5 April
2013

When Discussing Porn Sex-Ed. Should Start with Life

Perhaps the only social phenomena that could be attributed solely to the internet over the last 20 years has been the meteoric rise in the use of pornography. Like all vices pornography is nothing new but the pervasiveness of it online has led to discussions of whether it should be filtered out (censored) at source by the state or whether privately by individual households or users.

Recently this discussion has taken on more urgency as evidence is emerging that children as young as 8 are regularly accessing pornographic materials online. Quite apart from the damage that such material so easily leads to with young people (not to mention adults as well) is the concern that such widespread use of pornography is harming young people’s expectations of how sexual relationships should be conducted. This concern is particularly acute with boys who are even losing sight of what ‘consent’ means in relation to sex, and who increasingly feel they have an ‘absolute entitlement to have sex with girls, any time, any place, any where, with whomsoever they wished’.

The Association of Teachers and Lecturers recently passed a motion calling for teachers to be trained to give ‘age appropriate’ lessons to students regarding sex and pornography and the BBC aired a discussion on the subject of parenting and pornography. These are timely though one might wish for even more attention than a splash in the papers and a resolution from an annual professional conference, and a radio broadcast, for these matters have wide-reaching implications about how we view sex as a society and, crucially, the manner in which we create the next generation of Britons.

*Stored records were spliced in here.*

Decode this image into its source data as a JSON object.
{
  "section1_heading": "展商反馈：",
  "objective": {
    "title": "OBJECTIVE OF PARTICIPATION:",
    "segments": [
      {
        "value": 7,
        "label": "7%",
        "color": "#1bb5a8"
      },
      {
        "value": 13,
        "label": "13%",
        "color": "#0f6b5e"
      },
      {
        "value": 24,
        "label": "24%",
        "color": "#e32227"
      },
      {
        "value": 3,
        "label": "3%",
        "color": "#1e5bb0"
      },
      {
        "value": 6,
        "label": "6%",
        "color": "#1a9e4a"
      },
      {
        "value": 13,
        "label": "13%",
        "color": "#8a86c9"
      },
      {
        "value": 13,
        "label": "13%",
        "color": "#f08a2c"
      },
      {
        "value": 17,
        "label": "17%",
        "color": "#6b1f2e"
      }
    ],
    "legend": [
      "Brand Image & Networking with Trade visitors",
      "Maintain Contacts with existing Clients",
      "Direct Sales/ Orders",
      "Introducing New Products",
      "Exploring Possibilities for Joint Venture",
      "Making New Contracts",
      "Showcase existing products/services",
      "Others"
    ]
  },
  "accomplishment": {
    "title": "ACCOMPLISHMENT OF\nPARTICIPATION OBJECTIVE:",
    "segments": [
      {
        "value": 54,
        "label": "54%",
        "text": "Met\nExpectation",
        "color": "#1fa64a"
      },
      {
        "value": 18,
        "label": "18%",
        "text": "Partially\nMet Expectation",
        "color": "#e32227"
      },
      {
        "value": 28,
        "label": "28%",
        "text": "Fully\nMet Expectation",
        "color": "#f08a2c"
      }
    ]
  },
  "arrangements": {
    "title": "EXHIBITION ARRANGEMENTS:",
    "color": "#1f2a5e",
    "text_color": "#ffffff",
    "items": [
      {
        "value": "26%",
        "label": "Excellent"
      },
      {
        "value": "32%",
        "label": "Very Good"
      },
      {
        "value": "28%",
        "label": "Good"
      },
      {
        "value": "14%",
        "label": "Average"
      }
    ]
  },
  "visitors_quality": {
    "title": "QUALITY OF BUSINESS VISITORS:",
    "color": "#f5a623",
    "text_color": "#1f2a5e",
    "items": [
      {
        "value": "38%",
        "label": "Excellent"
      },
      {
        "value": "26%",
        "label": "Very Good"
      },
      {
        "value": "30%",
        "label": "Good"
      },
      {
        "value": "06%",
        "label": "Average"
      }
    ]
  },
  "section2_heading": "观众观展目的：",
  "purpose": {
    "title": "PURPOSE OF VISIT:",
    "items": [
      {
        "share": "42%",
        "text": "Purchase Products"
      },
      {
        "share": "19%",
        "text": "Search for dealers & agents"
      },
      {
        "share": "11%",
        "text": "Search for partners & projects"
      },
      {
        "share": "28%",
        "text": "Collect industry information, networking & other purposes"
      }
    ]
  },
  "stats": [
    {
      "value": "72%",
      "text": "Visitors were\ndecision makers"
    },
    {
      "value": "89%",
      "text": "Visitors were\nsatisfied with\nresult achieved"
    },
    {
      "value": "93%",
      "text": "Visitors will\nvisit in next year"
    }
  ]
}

Importantly, ‘consent’ is a social construct. It is rooted in human nature and the basic need that humans have not only for sex and procreation but also for love and commitment. But as with any social construct it needs maintaining and so it is perfectly reasonable to say that it should be taught in school. But consent on its own is not a simple matter of saying ‘yes’ or ‘no’. It has to be informed to be true consent, and it is the process of teaching informed consent that pornography interferes with by encouraging models of behaviour that, while manifestly sexual have little or nothing besides to do with the real world.

In order to correct the misinformation coming from pornographers it will be necessary to be in possession of what is normative for sexual behaviour. This goes beyond conducting a population-wide survey of what most people do and into the realm of saying that one kind of sex is intrinsically good while another is bad. Informed consent is invariably the most readily accepted feature of any sexual relationship that government, schools, parents and social organisations are willing to support en masse but it is worth considering that, when taken in isolation, consent is not strong enough to offer a principled argument to teenage boys to avoid looking at pornography. After all, if a teenage boy finds a woman willing to act out whatever bizarre ideas he may have then, according to the rhetoric of consent alone, that is fine and whether pornography is unrealistic or not is just a red herring.

The reality is of course that consent is used as a proxy for a raft of more complex values including (but not limited to) respect, autonomy, procreation, commitment and love. All of these need patience and a healthy dose of realism that pornography has always been incapable of – one of the reasons why it has frequently been censored.

Consent is of course a serious issue for individuals in sexual relationships but for wider society it is actually procreation that ought to loom large in any debate about sexual relationships. Consent remains vital whatever the context, but it does so because coercive relationships, while not only harming those involved, also have the potential to harm children as well. These children may be planned or they may not be, but when they arrive this fact is irrelevant. Children need to be loved by their mother and father and with this goes respect, commitment and autonomy, all values that inhere in healthy sexual relationships as well. But without procreation we just have ‘consent’, and if that is all we have, then there is no principled argument against 12-year olds looking at porn.